Physical proximity is considered as a risk factor of nosocomial transmission of infectious diseases. Patients in close vicinity of a patient with a specific infectious disease are likely to contract the pathogen through contact transmission (e.g. direct physical contact with the infectious patient, contaminated environmental surfaces, and contaminated hands and gowns of staff members) and airborne transmission (e.g. contaminated air). This is often what happens during nosocomial outbreaks that occur in spatial clusters. However, the relative importance of physical proximity had not been rigorously examined before this study due to small sample sizes and the lack of patient’s location data.
Clostridium difficile-associated diarrhea (CDAD) is a common nosocomial infection. Clostridium difficile is a bacterium causing diarrhea (watery bowel movement) and life-threatening symptoms commonly affecting older patients in hospitals and long term care settings usually after the use of antibiotics which kill competing bacteria. Antibiotic-associated diarrhea (AAD) is a type of diarrhea in response to the use of antibiotics.
The study focused on the effects of physical proximity on the likelihood of nosocomial infections including CDAD and AAD.
In this retrospective observational study at a 305-bed community hospital in Maryland, analyses were conducted on selected data from medical records of all patients who stayed > 2 days in the study period (six months of 1987). Potential risk factors of CDAD and AAD including age, length of stay, antibiotic exposure, intensive care, OR use, and physical proximity to patients with CDAD or to patients with AAD nosocomial diarrhea were extracted from the medical records and entered into multivariate logistic regression analyses. Physical proximity was defined by mapping patient rooms and examining whether or not a patient was roommate or neighbor of another patient with diarrhea (i.e. neighbor exposure), or stayed in the room where the patient with diarrhea previously stayed (i.e. sequential exposure).

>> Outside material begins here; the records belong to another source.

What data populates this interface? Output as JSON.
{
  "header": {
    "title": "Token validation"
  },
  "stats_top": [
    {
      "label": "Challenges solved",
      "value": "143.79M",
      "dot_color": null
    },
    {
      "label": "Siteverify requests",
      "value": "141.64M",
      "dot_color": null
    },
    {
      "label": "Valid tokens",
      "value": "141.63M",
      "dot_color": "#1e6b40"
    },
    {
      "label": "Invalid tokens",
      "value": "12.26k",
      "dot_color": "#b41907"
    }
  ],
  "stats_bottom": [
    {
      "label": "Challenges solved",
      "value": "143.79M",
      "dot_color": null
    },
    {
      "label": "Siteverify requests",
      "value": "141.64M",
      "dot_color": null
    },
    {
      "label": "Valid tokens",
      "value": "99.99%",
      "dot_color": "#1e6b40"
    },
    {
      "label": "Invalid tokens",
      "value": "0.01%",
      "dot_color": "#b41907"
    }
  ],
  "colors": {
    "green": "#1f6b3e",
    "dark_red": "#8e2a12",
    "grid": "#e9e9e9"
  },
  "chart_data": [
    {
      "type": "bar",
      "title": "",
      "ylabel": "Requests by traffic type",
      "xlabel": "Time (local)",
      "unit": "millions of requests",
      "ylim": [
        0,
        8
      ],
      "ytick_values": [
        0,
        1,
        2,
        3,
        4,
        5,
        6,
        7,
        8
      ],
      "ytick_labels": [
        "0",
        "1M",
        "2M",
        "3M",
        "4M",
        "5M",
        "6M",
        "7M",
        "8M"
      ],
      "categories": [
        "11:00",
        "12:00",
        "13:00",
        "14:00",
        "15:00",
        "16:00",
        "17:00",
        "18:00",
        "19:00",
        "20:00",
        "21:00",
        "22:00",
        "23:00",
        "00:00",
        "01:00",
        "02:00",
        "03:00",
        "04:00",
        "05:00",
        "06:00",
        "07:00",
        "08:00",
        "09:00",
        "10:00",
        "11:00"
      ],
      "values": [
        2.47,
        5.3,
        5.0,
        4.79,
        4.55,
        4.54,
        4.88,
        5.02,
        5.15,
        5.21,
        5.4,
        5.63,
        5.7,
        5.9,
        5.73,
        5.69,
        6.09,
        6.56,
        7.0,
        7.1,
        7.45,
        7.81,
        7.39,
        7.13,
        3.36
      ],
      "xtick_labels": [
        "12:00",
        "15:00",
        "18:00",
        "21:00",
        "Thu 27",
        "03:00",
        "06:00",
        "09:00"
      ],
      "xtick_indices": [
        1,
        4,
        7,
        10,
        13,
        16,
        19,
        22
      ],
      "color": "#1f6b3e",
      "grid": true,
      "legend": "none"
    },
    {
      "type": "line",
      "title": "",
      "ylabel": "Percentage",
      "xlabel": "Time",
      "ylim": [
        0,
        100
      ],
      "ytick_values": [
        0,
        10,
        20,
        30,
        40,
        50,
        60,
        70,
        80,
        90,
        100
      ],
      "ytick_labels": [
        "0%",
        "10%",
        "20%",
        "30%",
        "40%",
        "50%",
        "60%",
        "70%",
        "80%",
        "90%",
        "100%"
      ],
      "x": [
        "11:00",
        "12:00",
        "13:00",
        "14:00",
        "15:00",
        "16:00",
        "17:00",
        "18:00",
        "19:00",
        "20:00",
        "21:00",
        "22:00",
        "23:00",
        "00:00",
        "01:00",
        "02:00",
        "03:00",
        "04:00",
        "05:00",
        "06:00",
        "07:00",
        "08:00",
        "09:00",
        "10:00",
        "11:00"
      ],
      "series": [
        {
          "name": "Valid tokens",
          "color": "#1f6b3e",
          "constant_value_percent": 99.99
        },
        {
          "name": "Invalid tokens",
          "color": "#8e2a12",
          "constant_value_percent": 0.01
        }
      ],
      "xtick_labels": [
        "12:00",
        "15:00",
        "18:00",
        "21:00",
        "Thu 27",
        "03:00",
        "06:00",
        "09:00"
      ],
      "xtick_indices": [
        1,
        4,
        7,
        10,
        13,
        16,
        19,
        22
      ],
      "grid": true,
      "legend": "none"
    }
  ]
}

Among the 2859 patients in the study sample, 68 patients were diagnosed with CDAD, 54 with AAD, and 8 with other nosocomial diarrhea. Physical proximity was a significant independent risk factor for acquisition of nosocomial CDAD and AAD when controlling for other risk factors. Staying in the same room with infected patients or staying in the adjacent rooms significantly increased the chance of developing CDAD and AAD. Other significant risk factors included antibiotic exposure, age, and length of stay.
There were several limitations of this study:
- Physical proximity may be more relevant to certain subtypes of CDAD. However this retrospective study was limited in the availability of examining the detailed relationships between physical proximity and CDAD subtypes due to the lack of relevant data (e.g. isolates of C. difficile).
- Individual contribution of the multiple risk factors may be not linear as assumed by the regression analysis model. This might have obscured the effects of physical proximity.
- There might be biases in identifying and reporting cases of CDAD and AAD. The data depended on medical and nursing staff’s decisions in submitting stool samples. Mild cases of diarrhea that occurred after discharge might never have been reported and captured by the medical records. In addition, there were still controversial around the diagnosis and definition of CDAD and ADD.
- Based on the study, it was not clear how the pathogens were transmitted to patients in physical vicinity of infected patients. The roles of transmissions through inanimate surfaces, hand-to-hand transmission by staff, and air transmission needed further research.